Teleodynamic AI and small language models

Examines whether an SLM is the adaptive substrate, a bounded predictor inside a controller, or merely an auxiliary component, without assuming transformers satisfy teleodynamic commitments.

Research
Last verified
2026-06-25 00:00 UTC
Updated
Reading time
2 minutes

Examines whether an SLM is the adaptive substrate, a bounded predictor inside a controller, or merely an auxiliary component, without assuming transformers satisfy teleodynamic commitments.

Research documentation: this page interprets a cited research source and defines evidence requirements. It does not claim a released Teleodynamic AI implementation.

Possible relationships

Predictive substrate
An SLM supplies predictions, embeddings, or scores while a separate controller maintains structural and resource dynamics.
Adaptive component
Only a bounded adapter, memory, routing graph, prompt policy, retrieval index, or rule layer changes; the base language model remains fixed.
Full substrate
The model architecture and parameters both change under the five commitments—a substantially harder and currently unverified case.

Keep the SLM immutable and place a small, interpretable controller around it. Map H to routes, rules, memory entries, or adapters; θ to bounded scores or adapter values; E to a deterministic internal ledger; and τ to the append-only event history.

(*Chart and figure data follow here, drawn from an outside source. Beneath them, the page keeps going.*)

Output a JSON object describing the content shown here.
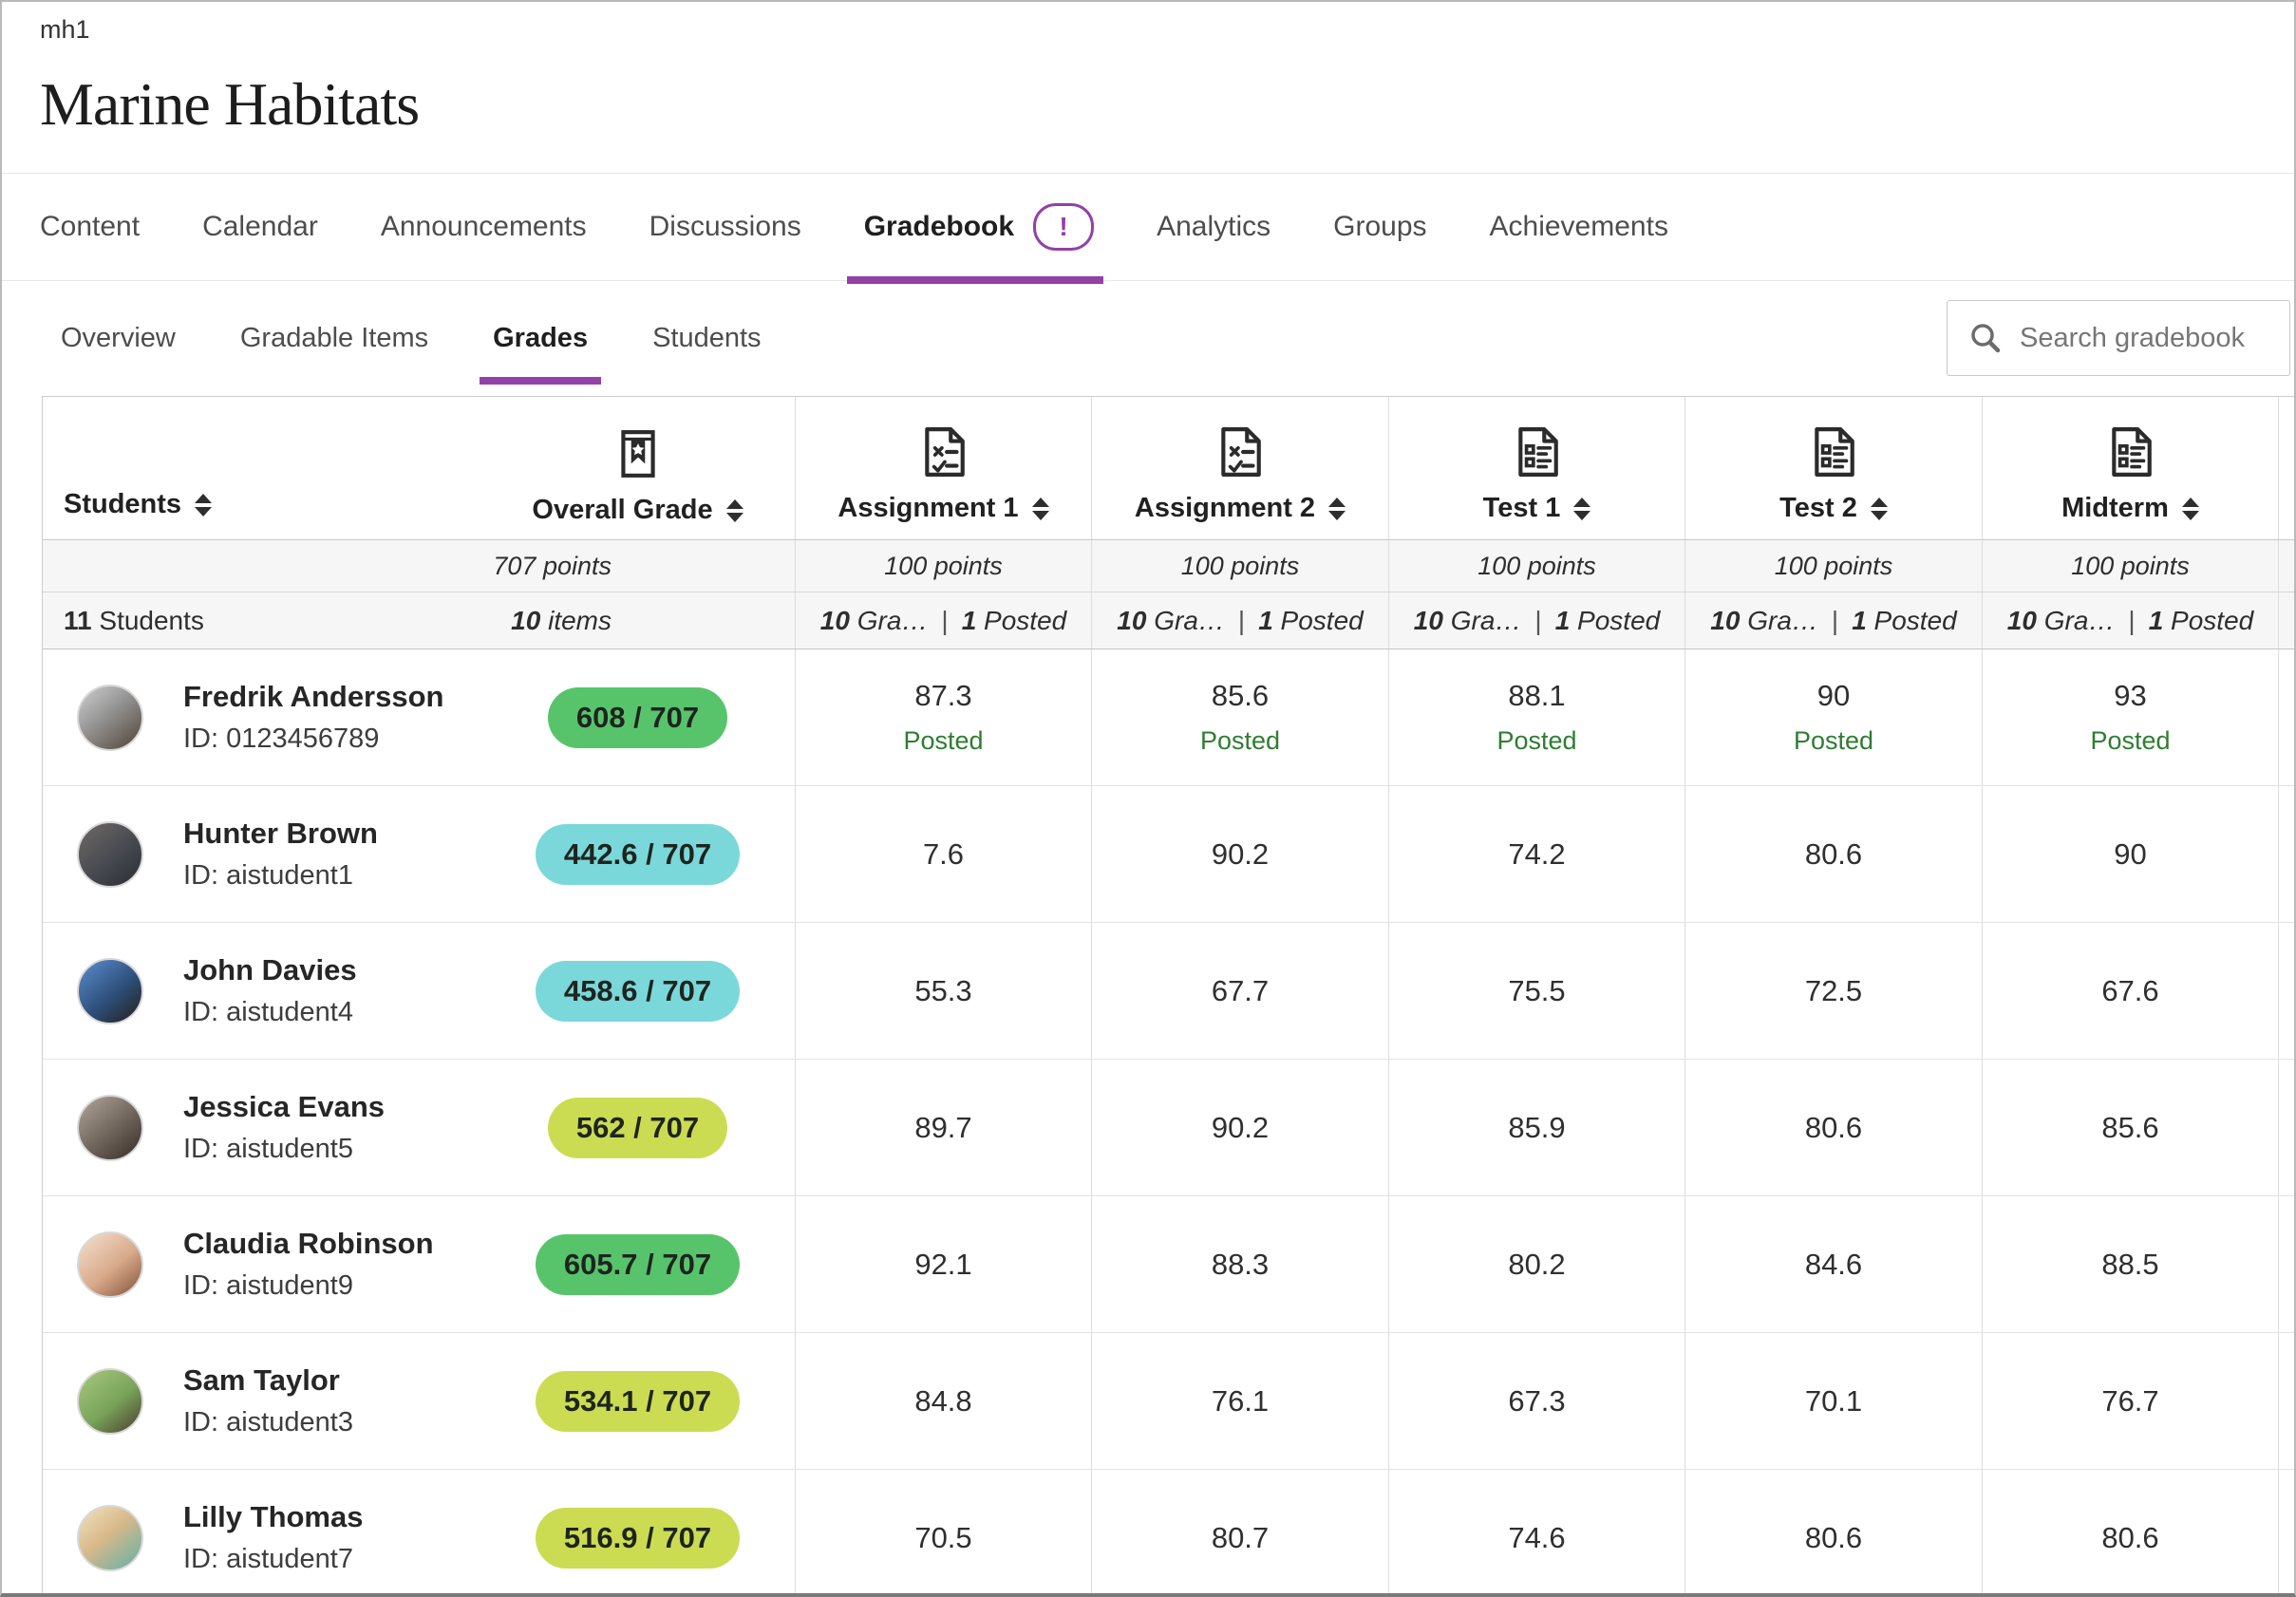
{
  "header": {
    "course_code": "mh1",
    "course_title": "Marine Habitats"
  },
  "primary_nav": {
    "items": [
      {
        "label": "Content"
      },
      {
        "label": "Calendar"
      },
      {
        "label": "Announcements"
      },
      {
        "label": "Discussions"
      },
      {
        "label": "Gradebook",
        "active": true,
        "badge": "!"
      },
      {
        "label": "Analytics"
      },
      {
        "label": "Groups"
      },
      {
        "label": "Achievements"
      }
    ]
  },
  "secondary_nav": {
    "items": [
      {
        "label": "Overview"
      },
      {
        "label": "Gradable Items"
      },
      {
        "label": "Grades",
        "active": true
      },
      {
        "label": "Students"
      }
    ]
  },
  "search": {
    "placeholder": "Search gradebook"
  },
  "table": {
    "students_header": "Students",
    "overall_header": "Overall Grade",
    "overall_icon": "overall-grade-icon",
    "overall_points": "707 points",
    "students_count_bold": "11",
    "students_count_label": " Students",
    "items_count_bold": "10",
    "items_count_label": " items",
    "count_separator": "|",
    "posted_label": "Posted",
    "columns": [
      {
        "label": "Assignment 1",
        "icon": "assignment-icon",
        "points": "100 points",
        "graded_bold": "10",
        "graded_label": " Gra…",
        "posted_bold": "1",
        "posted_label": " Posted"
      },
      {
        "label": "Assignment 2",
        "icon": "assignment-icon",
        "points": "100 points",
        "graded_bold": "10",
        "graded_label": " Gra…",
        "posted_bold": "1",
        "posted_label": " Posted"
      },
      {
        "label": "Test 1",
        "icon": "test-icon",
        "points": "100 points",
        "graded_bold": "10",
        "graded_label": " Gra…",
        "posted_bold": "1",
        "posted_label": " Posted"
      },
      {
        "label": "Test 2",
        "icon": "test-icon",
        "points": "100 points",
        "graded_bold": "10",
        "graded_label": " Gra…",
        "posted_bold": "1",
        "posted_label": " Posted"
      },
      {
        "label": "Midterm",
        "icon": "test-icon",
        "points": "100 points",
        "graded_bold": "10",
        "graded_label": " Gra…",
        "posted_bold": "1",
        "posted_label": " Posted"
      }
    ],
    "rows": [
      {
        "name": "Fredrik Andersson",
        "id": "ID: 0123456789",
        "overall": "608 / 707",
        "level": "green",
        "scores": [
          "87.3",
          "85.6",
          "88.1",
          "90",
          "93"
        ],
        "posted": true
      },
      {
        "name": "Hunter Brown",
        "id": "ID: aistudent1",
        "overall": "442.6 / 707",
        "level": "teal",
        "scores": [
          "7.6",
          "90.2",
          "74.2",
          "80.6",
          "90"
        ],
        "posted": false
      },
      {
        "name": "John Davies",
        "id": "ID: aistudent4",
        "overall": "458.6 / 707",
        "level": "teal",
        "scores": [
          "55.3",
          "67.7",
          "75.5",
          "72.5",
          "67.6"
        ],
        "posted": false
      },
      {
        "name": "Jessica Evans",
        "id": "ID: aistudent5",
        "overall": "562 / 707",
        "level": "yellow",
        "scores": [
          "89.7",
          "90.2",
          "85.9",
          "80.6",
          "85.6"
        ],
        "posted": false
      },
      {
        "name": "Claudia Robinson",
        "id": "ID: aistudent9",
        "overall": "605.7 / 707",
        "level": "green",
        "scores": [
          "92.1",
          "88.3",
          "80.2",
          "84.6",
          "88.5"
        ],
        "posted": false
      },
      {
        "name": "Sam Taylor",
        "id": "ID: aistudent3",
        "overall": "534.1 / 707",
        "level": "yellow",
        "scores": [
          "84.8",
          "76.1",
          "67.3",
          "70.1",
          "76.7"
        ],
        "posted": false
      },
      {
        "name": "Lilly Thomas",
        "id": "ID: aistudent7",
        "overall": "516.9 / 707",
        "level": "yellow",
        "scores": [
          "70.5",
          "80.7",
          "74.6",
          "80.6",
          "80.6"
        ],
        "posted": false
      }
    ]
  },
  "colors": {
    "accent_purple": "#9340a8",
    "posted_green": "#2e7d32",
    "pill_green": "#57c46c",
    "pill_teal": "#7ad8da",
    "pill_yellow": "#cbdc52"
  }
}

This isolates the teleodynamic claim from ordinary model inference.

Candidate outer actions

  • Add, retire, merge, or replace a routing rule.
  • Create, consolidate, or evict a bounded memory item.
  • Activate, replace, or retire a task adapter.
  • Change a sparse expert or retrieval route.
  • Select noop and preserve the current structure.

Inner dynamics

Inner adaptation can update controller scores, thresholds, calibration values, or a bounded adapter while the selected structural inventory remains fixed. The trace must make the fixed-structure window observable.

Do not conflate

Quantization, KV-cache eviction, context truncation, backend fallback, local inference, and thermal throttling are runtime resource-management techniques. They become evidence for Teleodynamic Learning only when they participate in the declared endogenous state transition and structural action space.

Failure criteria

The claim is unsupported when the SLM output alone determines all actions, when the resource ledger never changes action viability, when “structure” is only transient cache state, when candidate alternatives are not logged, or when freeze occurs only because a hard limit is reached.

Scope

This starter page defines the questions, boundaries, evidence, and failure modes that should be recorded before a capability is presented as supported.

Engineering considerations

  • Identify the source, version, target environment, and owner.
  • Separate observed values from estimates and externally reported values.
  • Record trade-offs, unsupported cases, and fallback behavior.
  • Link performance statements to a compatible benchmark methodology.

Verification questions

  • What exact artifact, revision, backend, and environment were reviewed?
  • Which assumptions could change the result?
  • Which data should be retained so another engineer can reproduce the conclusion?